ADDED: Via Ann, I see that Steve Kaus has some problems with this post, but he misapprehends (or misrepresents) my post, and makes a few very questionable assumptions along the way.
Kaus says that the disagreement between Rubenfeld and me is "over whether ... Mukasey said (1) the president has the right to violate a Constitutional law if he believes that he is entitled to do so in the name of national security (Rubenfeld) or (2) the president has the power to ignore a statute as 'unconstitutional' if the president justifies the violation under under Article II (Simon)." The description of the position Rubenfeld ascribes to Mukasey is accurate; the description of the position I ascribed to Mukasey is not. So, to repeat for the hard of comprehension: what I said was that the most one can possibly extract from Mukasey's testimony was the view that if FISA infringes on the inherent authority of the President, then Article II trumps FISA. How Kaus can keep a straight face while invoking Marbury v. Madison in support of his position is beyond me, since Marbury and the entire theory and practice of judicial review collapses if the law is whatever Congress says it is, Constitution notwithstanding. The central point of Marbury is that Congress can make statutes, but a statute that conflicts with the Constitution isn't binding law. Nobody argues that the President has some "right to violate a Constitutional law" - the argument is over what it means for a law to be Constitutional. The argument is over whether the President has a right to violate a statute which he or she deems unconstitutional in the absence of authoritative resolution of the question from the Supreme Court. Rubenfeld's article could have said that Mukasey is on the wrong side of that debate, but that's a dog-bites-man story, so instead, Rubenfeld chose to sex it up into a man-bites-dog story by feeding his readers a misrepresentation of Mukasey's remarks that is completely untenable when confronted with the actual transcript (see above).
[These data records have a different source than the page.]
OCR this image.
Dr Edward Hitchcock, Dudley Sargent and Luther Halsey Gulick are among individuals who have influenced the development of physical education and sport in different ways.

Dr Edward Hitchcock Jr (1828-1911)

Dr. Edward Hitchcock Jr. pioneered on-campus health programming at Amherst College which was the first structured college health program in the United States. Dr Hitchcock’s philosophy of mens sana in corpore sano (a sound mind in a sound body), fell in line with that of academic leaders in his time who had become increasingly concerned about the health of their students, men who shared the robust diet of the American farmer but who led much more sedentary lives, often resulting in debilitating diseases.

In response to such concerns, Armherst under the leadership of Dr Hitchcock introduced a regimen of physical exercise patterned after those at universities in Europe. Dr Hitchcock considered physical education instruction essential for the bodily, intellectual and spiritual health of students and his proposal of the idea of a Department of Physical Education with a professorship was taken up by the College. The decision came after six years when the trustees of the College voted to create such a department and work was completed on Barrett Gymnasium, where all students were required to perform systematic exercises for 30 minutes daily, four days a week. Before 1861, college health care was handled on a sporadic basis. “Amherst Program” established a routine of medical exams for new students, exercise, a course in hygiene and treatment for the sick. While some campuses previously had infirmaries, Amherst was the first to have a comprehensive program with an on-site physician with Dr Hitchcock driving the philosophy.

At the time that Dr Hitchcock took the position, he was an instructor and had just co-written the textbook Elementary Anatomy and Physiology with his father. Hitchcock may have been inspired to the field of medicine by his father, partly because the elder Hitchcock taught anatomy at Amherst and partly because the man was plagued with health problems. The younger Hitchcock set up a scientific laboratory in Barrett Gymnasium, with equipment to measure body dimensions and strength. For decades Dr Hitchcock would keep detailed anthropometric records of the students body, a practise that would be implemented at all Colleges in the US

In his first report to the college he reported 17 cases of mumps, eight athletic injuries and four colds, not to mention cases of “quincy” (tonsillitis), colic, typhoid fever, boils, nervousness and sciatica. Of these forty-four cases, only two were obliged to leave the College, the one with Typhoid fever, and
Despite Kaus' unsupported assertion that I do, I've never said that I "accept the ... argument" - subversive or otherwise - "that any law is Unconstitutional if the president can say he needs to violate it to protect the country." Not even thought it, in fact: while I've not yet come to a solid conclusion as to the scope of the Presidency's inherent Article II powers generally (let alone specifically vis-a-vis FISA), I'd certainly never couch that in such an absurdly sweeping and broad pronoucement as the one Kaus wants to pin on me. Like Rubenfeld, Kaus is attacking a strawman.